Sie brach von Ushuaia aus in die Antarktis auf, um den Mount William zu besteigen. Obwohl sie keine Seeerfahrung hatte, verbrachte sie bei rauem Wetter mehrere Stunden am Steuer des Segelschiffes vor Kap Hoorn, um der Mannschaft etwas Ruhe zu gönnen.[3]

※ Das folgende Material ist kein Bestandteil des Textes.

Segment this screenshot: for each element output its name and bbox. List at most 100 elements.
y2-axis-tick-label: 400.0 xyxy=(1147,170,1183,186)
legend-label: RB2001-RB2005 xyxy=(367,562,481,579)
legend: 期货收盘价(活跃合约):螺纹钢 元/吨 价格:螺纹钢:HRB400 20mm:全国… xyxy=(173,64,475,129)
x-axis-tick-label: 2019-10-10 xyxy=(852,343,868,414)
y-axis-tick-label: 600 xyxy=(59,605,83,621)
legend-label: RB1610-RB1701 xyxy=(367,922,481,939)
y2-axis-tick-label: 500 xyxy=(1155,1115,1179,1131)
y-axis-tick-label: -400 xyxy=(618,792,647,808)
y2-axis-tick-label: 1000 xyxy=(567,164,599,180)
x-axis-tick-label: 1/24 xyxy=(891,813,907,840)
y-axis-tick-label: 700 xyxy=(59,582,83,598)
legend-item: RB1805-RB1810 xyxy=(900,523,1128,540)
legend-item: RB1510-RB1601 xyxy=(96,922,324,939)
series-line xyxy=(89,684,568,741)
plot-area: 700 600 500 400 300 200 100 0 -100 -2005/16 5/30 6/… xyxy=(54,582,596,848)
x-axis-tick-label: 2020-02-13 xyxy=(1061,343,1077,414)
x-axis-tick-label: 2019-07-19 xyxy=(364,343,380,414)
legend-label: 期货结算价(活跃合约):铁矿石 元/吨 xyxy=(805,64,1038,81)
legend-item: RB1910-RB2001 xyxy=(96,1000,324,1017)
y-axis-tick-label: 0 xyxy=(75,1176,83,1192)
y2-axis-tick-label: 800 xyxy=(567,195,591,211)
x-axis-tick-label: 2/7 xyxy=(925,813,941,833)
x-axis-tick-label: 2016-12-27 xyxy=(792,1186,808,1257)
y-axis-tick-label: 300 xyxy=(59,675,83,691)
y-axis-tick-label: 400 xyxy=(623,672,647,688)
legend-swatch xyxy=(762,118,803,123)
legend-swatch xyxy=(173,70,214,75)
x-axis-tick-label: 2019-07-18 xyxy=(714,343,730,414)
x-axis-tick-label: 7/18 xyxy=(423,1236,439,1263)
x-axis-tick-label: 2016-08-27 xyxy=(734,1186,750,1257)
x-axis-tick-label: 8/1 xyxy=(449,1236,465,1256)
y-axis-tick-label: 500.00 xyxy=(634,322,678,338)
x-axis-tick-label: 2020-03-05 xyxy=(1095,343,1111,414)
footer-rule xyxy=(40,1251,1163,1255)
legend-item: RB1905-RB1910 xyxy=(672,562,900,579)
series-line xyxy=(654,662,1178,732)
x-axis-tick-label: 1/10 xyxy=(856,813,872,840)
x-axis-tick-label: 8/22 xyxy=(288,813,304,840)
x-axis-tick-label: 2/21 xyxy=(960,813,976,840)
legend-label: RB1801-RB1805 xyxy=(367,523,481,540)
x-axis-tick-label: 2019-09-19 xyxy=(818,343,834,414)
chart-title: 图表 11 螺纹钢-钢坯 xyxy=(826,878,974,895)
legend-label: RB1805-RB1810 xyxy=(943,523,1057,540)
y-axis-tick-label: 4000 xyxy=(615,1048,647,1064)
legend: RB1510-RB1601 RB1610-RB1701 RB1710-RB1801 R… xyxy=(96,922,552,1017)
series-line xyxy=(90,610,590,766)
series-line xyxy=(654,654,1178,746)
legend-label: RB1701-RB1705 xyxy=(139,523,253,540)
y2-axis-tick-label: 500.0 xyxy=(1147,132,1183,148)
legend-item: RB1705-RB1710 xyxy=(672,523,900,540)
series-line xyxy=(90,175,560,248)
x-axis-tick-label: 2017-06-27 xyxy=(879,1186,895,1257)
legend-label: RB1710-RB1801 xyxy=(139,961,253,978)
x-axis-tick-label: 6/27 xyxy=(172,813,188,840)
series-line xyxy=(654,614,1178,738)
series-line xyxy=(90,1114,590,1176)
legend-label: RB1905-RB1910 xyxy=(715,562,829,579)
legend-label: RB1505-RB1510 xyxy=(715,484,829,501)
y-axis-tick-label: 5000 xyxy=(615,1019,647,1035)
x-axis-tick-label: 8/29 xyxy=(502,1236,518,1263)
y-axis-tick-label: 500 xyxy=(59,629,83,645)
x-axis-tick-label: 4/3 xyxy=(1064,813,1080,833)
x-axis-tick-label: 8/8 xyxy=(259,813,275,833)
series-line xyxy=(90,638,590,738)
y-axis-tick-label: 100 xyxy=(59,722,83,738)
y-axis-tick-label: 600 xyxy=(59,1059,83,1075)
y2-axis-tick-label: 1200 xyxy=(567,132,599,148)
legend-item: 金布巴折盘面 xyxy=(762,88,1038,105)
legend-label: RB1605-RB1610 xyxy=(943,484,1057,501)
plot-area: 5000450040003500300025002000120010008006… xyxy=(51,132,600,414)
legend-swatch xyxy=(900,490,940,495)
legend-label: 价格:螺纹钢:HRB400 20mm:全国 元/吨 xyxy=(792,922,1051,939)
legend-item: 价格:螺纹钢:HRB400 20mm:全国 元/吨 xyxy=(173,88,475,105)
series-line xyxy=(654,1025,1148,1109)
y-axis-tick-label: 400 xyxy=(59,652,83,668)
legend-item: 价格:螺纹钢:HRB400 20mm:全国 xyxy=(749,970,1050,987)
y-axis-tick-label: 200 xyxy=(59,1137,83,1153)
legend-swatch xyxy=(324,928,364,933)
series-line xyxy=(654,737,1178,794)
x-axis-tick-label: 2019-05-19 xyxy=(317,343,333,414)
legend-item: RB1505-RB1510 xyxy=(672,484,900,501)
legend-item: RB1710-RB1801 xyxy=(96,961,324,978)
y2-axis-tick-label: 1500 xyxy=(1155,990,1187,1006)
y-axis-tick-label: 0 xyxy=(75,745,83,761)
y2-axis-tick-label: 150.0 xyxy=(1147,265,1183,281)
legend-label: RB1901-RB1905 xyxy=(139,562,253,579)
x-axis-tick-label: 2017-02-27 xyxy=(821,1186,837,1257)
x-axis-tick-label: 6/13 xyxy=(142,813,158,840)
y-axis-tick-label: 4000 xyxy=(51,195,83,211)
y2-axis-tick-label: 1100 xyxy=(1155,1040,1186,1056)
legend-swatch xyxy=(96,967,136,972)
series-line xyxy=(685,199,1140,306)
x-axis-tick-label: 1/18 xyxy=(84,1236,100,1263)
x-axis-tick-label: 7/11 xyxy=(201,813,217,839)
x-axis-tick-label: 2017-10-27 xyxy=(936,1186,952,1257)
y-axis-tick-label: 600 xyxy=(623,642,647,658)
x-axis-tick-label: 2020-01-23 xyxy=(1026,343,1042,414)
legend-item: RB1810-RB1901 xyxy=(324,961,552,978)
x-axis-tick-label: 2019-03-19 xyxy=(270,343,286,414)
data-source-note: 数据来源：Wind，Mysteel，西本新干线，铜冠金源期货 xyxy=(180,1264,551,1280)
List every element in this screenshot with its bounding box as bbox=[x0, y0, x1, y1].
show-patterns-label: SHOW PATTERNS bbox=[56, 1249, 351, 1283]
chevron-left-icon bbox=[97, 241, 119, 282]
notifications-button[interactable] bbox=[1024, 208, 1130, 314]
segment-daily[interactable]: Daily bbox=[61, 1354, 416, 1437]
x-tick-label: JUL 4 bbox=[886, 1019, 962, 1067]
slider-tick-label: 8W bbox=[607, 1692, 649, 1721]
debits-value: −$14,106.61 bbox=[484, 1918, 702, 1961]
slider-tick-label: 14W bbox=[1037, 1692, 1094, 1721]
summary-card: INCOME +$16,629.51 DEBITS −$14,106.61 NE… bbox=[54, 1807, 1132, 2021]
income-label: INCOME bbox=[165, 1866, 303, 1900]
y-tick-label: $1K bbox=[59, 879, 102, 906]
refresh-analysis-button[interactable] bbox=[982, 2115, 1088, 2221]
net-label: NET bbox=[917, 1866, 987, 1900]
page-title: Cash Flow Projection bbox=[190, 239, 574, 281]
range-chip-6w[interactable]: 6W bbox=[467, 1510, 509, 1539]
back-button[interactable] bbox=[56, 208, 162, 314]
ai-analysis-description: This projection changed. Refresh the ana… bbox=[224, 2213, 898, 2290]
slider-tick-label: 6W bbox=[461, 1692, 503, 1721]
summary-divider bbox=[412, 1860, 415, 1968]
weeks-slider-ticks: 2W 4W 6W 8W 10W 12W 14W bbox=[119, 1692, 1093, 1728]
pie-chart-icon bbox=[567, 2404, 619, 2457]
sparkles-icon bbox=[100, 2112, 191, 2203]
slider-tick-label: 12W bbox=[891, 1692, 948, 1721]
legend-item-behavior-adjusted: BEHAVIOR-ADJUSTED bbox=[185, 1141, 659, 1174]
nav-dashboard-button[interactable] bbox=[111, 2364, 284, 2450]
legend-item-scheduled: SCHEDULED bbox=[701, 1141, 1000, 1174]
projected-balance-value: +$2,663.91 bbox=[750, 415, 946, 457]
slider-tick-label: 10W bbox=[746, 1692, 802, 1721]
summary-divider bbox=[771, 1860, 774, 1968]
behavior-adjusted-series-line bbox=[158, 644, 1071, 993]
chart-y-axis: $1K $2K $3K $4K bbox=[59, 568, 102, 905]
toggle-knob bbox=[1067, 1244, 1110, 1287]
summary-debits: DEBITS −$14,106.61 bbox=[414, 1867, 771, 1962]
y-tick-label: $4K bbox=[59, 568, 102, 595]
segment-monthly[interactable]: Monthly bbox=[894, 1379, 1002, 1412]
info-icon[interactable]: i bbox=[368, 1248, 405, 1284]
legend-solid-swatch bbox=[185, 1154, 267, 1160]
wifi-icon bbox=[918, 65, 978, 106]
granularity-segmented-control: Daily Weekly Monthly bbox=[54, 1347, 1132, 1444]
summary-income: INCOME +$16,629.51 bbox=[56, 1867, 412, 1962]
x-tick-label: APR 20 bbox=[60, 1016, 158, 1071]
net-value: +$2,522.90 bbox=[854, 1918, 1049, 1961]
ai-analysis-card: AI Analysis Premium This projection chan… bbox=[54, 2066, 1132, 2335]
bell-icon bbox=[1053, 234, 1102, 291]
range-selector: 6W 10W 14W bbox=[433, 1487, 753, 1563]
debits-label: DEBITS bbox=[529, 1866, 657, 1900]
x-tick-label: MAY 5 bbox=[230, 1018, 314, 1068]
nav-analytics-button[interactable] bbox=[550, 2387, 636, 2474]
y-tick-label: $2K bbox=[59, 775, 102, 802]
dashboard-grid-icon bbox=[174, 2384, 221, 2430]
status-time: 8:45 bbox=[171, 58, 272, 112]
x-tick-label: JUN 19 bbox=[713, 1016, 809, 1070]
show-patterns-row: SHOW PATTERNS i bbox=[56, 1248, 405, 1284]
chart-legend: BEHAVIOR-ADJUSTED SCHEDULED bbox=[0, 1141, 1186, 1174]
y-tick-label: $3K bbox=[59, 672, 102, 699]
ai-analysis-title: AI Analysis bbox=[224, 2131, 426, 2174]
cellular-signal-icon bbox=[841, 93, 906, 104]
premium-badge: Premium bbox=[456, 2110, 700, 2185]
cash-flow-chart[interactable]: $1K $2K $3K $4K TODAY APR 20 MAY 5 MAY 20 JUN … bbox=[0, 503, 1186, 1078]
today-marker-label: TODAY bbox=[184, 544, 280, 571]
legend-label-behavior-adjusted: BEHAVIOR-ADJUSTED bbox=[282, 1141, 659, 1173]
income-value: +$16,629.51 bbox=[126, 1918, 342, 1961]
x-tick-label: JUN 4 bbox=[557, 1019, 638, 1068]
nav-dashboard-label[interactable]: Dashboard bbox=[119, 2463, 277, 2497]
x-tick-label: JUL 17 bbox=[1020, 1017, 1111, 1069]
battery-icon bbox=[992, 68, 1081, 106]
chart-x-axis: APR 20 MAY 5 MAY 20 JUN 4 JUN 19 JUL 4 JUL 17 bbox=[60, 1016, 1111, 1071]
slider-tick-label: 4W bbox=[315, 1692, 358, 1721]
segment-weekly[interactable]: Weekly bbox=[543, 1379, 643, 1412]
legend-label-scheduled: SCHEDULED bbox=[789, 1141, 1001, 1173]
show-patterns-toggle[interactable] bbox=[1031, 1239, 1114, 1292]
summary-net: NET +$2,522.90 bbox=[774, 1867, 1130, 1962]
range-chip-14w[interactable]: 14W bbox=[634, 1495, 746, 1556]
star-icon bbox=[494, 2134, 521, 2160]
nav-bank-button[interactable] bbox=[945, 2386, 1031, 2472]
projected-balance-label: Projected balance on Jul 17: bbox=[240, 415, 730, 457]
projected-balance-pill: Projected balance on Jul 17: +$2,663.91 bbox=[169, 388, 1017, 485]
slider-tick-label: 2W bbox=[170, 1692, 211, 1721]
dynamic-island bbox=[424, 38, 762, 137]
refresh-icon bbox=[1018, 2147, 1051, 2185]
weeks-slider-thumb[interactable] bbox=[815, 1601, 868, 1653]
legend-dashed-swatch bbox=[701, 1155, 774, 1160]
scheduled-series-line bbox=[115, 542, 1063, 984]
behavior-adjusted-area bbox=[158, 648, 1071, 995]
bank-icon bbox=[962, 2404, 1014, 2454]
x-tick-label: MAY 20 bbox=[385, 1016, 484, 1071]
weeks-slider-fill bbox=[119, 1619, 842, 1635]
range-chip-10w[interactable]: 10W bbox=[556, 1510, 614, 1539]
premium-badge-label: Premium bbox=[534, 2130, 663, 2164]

Ab 1992 beschloss sie, die vierzehn Achttausender im Alpinstil und ohne Sauerstoff zu besteigen.[2] Trotz sieben Versuchen, den Mount Everest, zu besteigen,[4] erreichte sie erst 1995 dessen Südgipfel (8.750 m). Sie war sehr geschwächt und bekam Hilfe von Rob Hall, der sie wieder zum Südsattel (7.904 m) hinunterbrachte.[5] Ihr gelang die Besteigung von sechs weiteren Achttausendern, darunter der zweithöchste Gipfel der Welt K2 (8.611 m), der als sehr schwierig gilt. Am 3. August 1992 gelang ihr über den Abruzzengrat die vierte Besteigung des K2 durch eine Frau, und sie war erst die zweite Frau, die lebend vom Gipfel abstieg. Im Oktober 1993 dann erreichte sie über die Südwand die Shishapangma (8.027 m) und anschließend den Cho Oyu (8.201 m).[1]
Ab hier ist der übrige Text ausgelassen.